Debugging third-party Goroutine leaks

Table of Contents

Some time ago, we had a microservice with bizarre behavior: memory always increased, but in a very slow manner. It could take days for the memory to fill, and the pod would eventually get OOMKilled. Yet despite careful scrutiny, I couldn’t find any variables in our code that were created when a request was received that weren’t freed once the request finished.

Back then, I wasn’t aware of goroutine leaks being a common issue (or how to debug them), so this hypothesis never crossed my mind. I simply assumed it was some third-party library bug that would be fixed eventually.

But it wasn’t.

Two months later, another team inherited this service, and a colleague found a GitHub issue filed for one of the libraries imported by our application. It was an issue regarding goroutine leaks, and it wasn’t fixed in mainline.

They replaced the library (an in-memory cache utility) with another one with greater community popularity and… Bingo! That was the cause of all those OOMKilled events: a goroutine leak caused by that library.

It never crossed my mind that the cache library could be the problem because the application itself cached very little data (less than an MB). And indeed, it cleared the data when appropriate — but the author forgot to program the lib to clear the associated goroutines too.

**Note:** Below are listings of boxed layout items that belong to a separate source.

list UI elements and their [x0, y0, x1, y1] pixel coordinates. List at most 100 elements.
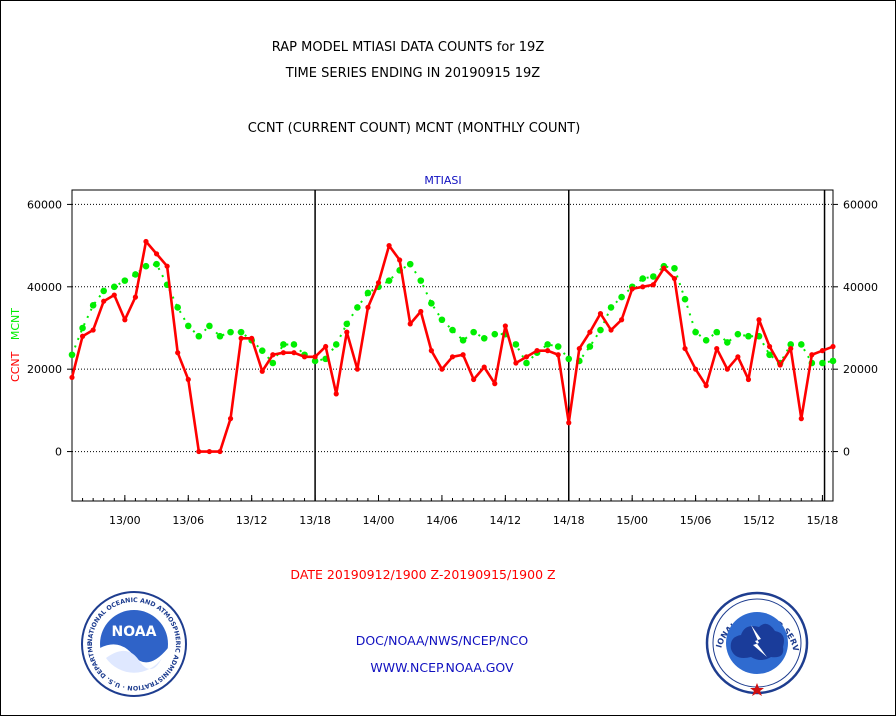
x-tick-label-15/18: 15/18	[807, 514, 839, 527]
footer-website: WWW.NCEP.NOAA.GOV	[370, 660, 514, 675]
point-ccnt-71	[819, 348, 826, 354]
ylabel-ccnt: CCNT	[9, 351, 22, 382]
point-mcnt-45	[544, 341, 551, 348]
point-mcnt-20	[280, 341, 287, 348]
point-ccnt-64	[745, 376, 752, 383]
point-mcnt-25	[332, 341, 340, 348]
x-tick-label-13/00: 13/00	[109, 514, 141, 527]
point-ccnt-31	[397, 257, 403, 263]
point-ccnt-70	[809, 352, 815, 358]
chart-title-line-1: RAP MODEL MTIASI DATA COUNTS for 19Z	[272, 40, 545, 55]
point-ccnt-72	[830, 343, 836, 350]
point-ccnt-55	[650, 282, 656, 288]
x-tick-label-13/12: 13/12	[236, 514, 268, 527]
point-ccnt-8	[153, 251, 160, 257]
x-tick-label-15/06: 15/06	[680, 514, 712, 527]
x-tick-label-14/06: 14/06	[426, 514, 458, 527]
point-ccnt-68	[788, 345, 794, 352]
point-mcnt-37	[459, 337, 467, 344]
point-ccnt-62	[724, 366, 730, 372]
point-mcnt-34	[428, 299, 435, 307]
y-tick-right-60000: 60000	[843, 198, 878, 211]
point-mcnt-16	[237, 328, 245, 336]
point-ccnt-45	[545, 348, 551, 354]
point-ccnt-21	[291, 350, 297, 356]
point-mcnt-3	[100, 287, 108, 295]
point-mcnt-33	[417, 277, 425, 284]
point-ccnt-15	[227, 416, 234, 422]
y-tick-left-40000: 40000	[27, 281, 62, 294]
point-ccnt-9	[164, 263, 170, 269]
point-ccnt-58	[682, 345, 688, 352]
plot-area-border	[71, 189, 834, 502]
point-ccnt-18	[259, 368, 265, 374]
point-mcnt-38	[470, 328, 477, 336]
point-mcnt-66	[766, 351, 773, 359]
point-ccnt-5	[122, 317, 128, 323]
point-ccnt-54	[640, 284, 646, 290]
point-ccnt-49	[587, 329, 593, 335]
y-tick-right-40000: 40000	[843, 281, 878, 294]
point-mcnt-26	[343, 320, 351, 328]
series-ccnt	[69, 238, 836, 455]
point-ccnt-13	[206, 448, 213, 455]
point-mcnt-50	[597, 326, 604, 334]
point-ccnt-32	[407, 321, 413, 327]
noaa-logo-text: NOAA	[112, 624, 157, 640]
y-tick-right-0: 0	[843, 446, 850, 459]
point-mcnt-46	[554, 343, 562, 350]
point-mcnt-21	[290, 341, 298, 348]
point-mcnt-57	[671, 264, 678, 272]
point-ccnt-1	[79, 333, 86, 339]
point-ccnt-56	[661, 265, 667, 271]
point-mcnt-18	[258, 347, 266, 354]
point-mcnt-40	[491, 330, 499, 338]
point-mcnt-14	[216, 332, 224, 340]
y-tick-left-0: 0	[55, 446, 62, 459]
point-mcnt-36	[449, 326, 456, 334]
point-ccnt-51	[608, 327, 614, 333]
x-tick-label-13/18: 13/18	[299, 514, 331, 527]
point-mcnt-51	[607, 304, 615, 311]
x-tick-label-14/18: 14/18	[553, 514, 585, 527]
point-ccnt-11	[185, 376, 191, 383]
point-ccnt-26	[344, 329, 350, 335]
point-ccnt-14	[217, 448, 223, 455]
point-ccnt-66	[766, 343, 773, 350]
point-mcnt-32	[406, 260, 414, 268]
point-ccnt-59	[692, 366, 699, 372]
point-mcnt-42	[512, 341, 520, 348]
noaa-logo: NATIONAL OCEANIC AND ATMOSPHERIC ADMINIS…	[81, 591, 187, 697]
point-mcnt-15	[227, 328, 234, 336]
point-ccnt-47	[566, 420, 572, 426]
point-ccnt-40	[492, 381, 498, 387]
point-mcnt-64	[745, 332, 752, 340]
x-tick-label-15/00: 15/00	[616, 514, 648, 527]
point-ccnt-19	[270, 352, 276, 358]
point-mcnt-63	[734, 330, 742, 338]
point-ccnt-44	[534, 348, 540, 354]
point-mcnt-8	[153, 260, 160, 268]
point-ccnt-39	[481, 364, 487, 370]
point-ccnt-50	[597, 310, 604, 317]
point-ccnt-35	[439, 366, 445, 372]
point-mcnt-60	[702, 337, 710, 344]
x-tick-label-14/12: 14/12	[489, 514, 521, 527]
chart-title-line-2: TIME SERIES ENDING IN 20190915 19Z	[285, 66, 541, 81]
point-mcnt-54	[639, 275, 647, 282]
point-ccnt-17	[249, 335, 255, 341]
point-ccnt-61	[714, 345, 720, 352]
point-ccnt-12	[196, 448, 202, 455]
panel-label: MTIASI	[424, 174, 461, 187]
point-ccnt-3	[101, 298, 107, 304]
point-ccnt-4	[111, 292, 117, 298]
point-mcnt-0	[68, 351, 76, 359]
point-mcnt-62	[724, 339, 731, 346]
point-mcnt-68	[787, 341, 795, 348]
point-ccnt-25	[333, 391, 339, 397]
y-axis-right-labels: 0 20000 40000 60000	[843, 198, 878, 458]
point-ccnt-38	[471, 376, 477, 383]
point-mcnt-10	[174, 304, 181, 311]
point-ccnt-36	[449, 354, 456, 360]
point-ccnt-48	[576, 345, 582, 352]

What Are Goroutine Leaks? #

That’s the definition of goroutine leaks: dangling goroutines that keep running in the background forever. Here’s an example:

func leakyFunction() {
    ch := make(chan int)
    go func() {
        // This goroutine will be blocked forever
        // because no one sends to the channel
        val := <-ch
        fmt.Println(val)
    }()
    // Function returns while goroutine is still blocked
}

Common causes of goroutine leaks include:

Waiting for a channel that never receives (shown above)
Misused sync primitives
Infinite loops
Writing to receiver-less unbuffered channels
Logic errors

Notice that it gets worse if the goroutine holds data that cannot be garbage-collected: the leaking goroutine will force more data to be kept in RAM, making memory usage grow faster. That makes things worse, but small goroutines such as the example above are not free. If you let them reproduce for enough time, those small goroutines can amount to MBs or GBs faster than you might imagine.

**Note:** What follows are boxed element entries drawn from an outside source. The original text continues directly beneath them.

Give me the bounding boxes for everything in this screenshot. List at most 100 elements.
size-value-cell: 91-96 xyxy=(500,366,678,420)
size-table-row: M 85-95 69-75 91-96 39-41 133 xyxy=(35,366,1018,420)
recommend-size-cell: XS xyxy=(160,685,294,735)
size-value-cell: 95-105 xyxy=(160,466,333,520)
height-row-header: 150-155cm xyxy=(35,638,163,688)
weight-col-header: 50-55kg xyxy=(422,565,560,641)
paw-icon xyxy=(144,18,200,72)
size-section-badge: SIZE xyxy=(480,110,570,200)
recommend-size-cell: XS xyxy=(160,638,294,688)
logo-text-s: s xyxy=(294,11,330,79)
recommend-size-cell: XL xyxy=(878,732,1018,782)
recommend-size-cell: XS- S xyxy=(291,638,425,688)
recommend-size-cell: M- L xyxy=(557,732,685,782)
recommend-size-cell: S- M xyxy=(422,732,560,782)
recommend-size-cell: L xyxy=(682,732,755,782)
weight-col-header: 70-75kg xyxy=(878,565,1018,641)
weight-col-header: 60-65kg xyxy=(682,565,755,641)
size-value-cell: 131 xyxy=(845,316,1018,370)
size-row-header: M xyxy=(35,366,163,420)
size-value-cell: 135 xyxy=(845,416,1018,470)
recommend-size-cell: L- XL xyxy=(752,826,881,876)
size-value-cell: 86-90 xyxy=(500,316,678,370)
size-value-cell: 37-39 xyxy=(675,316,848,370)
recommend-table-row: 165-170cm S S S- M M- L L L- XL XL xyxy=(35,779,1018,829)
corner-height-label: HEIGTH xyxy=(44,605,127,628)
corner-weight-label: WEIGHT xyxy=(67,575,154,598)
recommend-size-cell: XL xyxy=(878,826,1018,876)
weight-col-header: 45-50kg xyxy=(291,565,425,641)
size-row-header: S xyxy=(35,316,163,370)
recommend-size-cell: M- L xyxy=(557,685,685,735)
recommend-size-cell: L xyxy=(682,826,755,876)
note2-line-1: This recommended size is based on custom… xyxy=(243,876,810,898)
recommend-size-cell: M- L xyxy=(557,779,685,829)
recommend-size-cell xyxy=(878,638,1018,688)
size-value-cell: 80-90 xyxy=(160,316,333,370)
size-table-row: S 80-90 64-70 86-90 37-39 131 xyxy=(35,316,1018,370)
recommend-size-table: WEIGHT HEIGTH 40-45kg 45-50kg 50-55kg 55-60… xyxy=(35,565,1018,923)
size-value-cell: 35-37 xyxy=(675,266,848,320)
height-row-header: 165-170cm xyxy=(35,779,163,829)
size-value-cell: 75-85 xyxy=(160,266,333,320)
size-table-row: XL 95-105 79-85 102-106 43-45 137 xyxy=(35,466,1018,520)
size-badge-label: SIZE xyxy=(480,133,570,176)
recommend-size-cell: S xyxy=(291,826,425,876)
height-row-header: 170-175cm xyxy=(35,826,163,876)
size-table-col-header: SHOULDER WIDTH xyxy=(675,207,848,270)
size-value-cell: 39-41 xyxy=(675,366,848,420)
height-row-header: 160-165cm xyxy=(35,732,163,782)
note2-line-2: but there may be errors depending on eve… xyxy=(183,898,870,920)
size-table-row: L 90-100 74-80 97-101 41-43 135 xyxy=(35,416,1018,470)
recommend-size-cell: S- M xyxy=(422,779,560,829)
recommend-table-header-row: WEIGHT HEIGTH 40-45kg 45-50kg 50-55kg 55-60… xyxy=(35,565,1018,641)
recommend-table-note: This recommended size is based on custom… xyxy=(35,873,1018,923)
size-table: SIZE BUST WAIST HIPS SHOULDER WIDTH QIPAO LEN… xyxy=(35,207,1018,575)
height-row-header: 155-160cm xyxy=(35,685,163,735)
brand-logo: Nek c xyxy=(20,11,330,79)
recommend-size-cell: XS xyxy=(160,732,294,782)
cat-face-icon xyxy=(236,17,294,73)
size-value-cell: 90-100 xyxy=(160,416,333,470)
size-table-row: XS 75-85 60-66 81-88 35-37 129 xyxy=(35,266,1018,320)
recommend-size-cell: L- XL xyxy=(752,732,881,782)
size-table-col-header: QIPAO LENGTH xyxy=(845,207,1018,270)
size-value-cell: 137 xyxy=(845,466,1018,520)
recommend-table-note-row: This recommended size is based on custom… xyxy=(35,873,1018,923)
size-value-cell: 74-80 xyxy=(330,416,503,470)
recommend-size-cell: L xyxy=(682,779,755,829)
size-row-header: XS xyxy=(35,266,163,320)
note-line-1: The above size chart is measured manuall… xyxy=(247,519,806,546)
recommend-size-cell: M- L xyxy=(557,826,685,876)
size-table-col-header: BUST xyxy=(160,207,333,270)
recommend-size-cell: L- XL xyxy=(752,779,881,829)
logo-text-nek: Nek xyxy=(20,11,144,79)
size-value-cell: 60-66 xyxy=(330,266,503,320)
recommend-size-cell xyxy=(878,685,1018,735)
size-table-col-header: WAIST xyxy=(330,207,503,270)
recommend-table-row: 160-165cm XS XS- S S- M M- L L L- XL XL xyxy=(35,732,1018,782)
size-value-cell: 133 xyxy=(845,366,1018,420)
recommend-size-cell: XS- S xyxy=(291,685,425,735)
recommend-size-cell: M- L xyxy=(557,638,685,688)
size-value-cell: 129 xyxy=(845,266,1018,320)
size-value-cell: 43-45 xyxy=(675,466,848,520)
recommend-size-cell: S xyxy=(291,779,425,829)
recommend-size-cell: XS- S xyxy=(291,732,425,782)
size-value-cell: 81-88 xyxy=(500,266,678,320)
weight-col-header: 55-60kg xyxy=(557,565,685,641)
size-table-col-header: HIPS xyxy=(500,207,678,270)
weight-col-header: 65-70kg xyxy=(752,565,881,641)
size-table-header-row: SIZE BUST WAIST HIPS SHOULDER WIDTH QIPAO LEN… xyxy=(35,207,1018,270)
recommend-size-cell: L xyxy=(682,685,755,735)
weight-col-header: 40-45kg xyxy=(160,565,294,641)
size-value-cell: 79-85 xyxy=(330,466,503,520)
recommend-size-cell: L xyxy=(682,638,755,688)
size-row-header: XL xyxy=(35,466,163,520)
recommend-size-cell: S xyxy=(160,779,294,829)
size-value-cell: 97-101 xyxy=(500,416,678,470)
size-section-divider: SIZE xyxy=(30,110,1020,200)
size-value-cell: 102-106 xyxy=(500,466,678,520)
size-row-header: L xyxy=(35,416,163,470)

That was exactly our issue with the cache library: goroutines were spawned as the requests came in and never freed. Millions of requests later, the little KBs allocated for each goroutine grew to GBs. Resource exhaustion, pod restarted.

Debugging Goroutine Leaks #

There are some ways to debug goroutine leaks, but it gets especially difficult when they’re happening in code you don’t control (third-party modules/libraries).

You can try starting the application, attaching a debugger/profiler, looking for all active goroutines, then attaching again minutes/hours later to see if:

Some goroutines are still there when they shouldn’t be
Some line of code is continually spawning goroutines that should have been reclaimed already

This can be done using a hosted profiler, such as DataDog’s Guided Profiler or using local tools such as pprof for generating profiles.

Most of the time, however, those reports aren’t sufficient to find the underlying issue. After all, the goroutine leak may only materialize in some circumstances such as specific payloads or function parameters and the reports may point to some cryptic lib function you don’t have control over.

That’s when Uber’s Goleak comes in. It allows catching goroutine leaks through tests. It works with existing tests, so you can plug it to unit or integration tests you already have set up:

import (
    "testing"
    "go.uber.org/goleak"
)

// ...

// TestMain is a special test function that runs after each test 
func TestMain(m *testing.M) {
	goleak.VerifyTestMain(m)
}

// *existing test*

Goleak can help isolate in which circumstances the Goroutine leaks actually happen and is more productive than bug-hunting in production when you already have tests covering most of your app.

However, if your code uses dependency injection/mocks for the problematic library (and no test injects the concrete implementation), you may get false-positives. Nonetheless, if all tests are passing, you can try injecting the actual implementation for suspected libraries one by one to find what’s really happening. Then, use this test to check if your fix is actually working and save it as an integration test to prevent this kind of issue from happening again.

I think it’s a net positive and, in my experience, you’ll probably iterate faster this way than bughunting via trial-and-error and multiple deploys.

Preventing Goroutine Leaks #

There are plenty of resources on the web about preventing goroutine leaks, so I’ll reference two that I particularly recommend:

The Chapter 4 of the book “Concurrency in Go” by Katherine Cox-Buday explains in depth how goroutines leak and how to avoid them, and it’s available to read for free at O’Reilly’s website. It’s an excellent starting point for diving deeper into the subject.

Uber’s engineering blog also has a list of “Leaky Go Program Patterns” which covers subtle cases of goroutine leaks (such as improper early returns) that the authors say were recurrent in their codebase. This is a valuable resource for learning about more advanced and harder-to-spot leaks.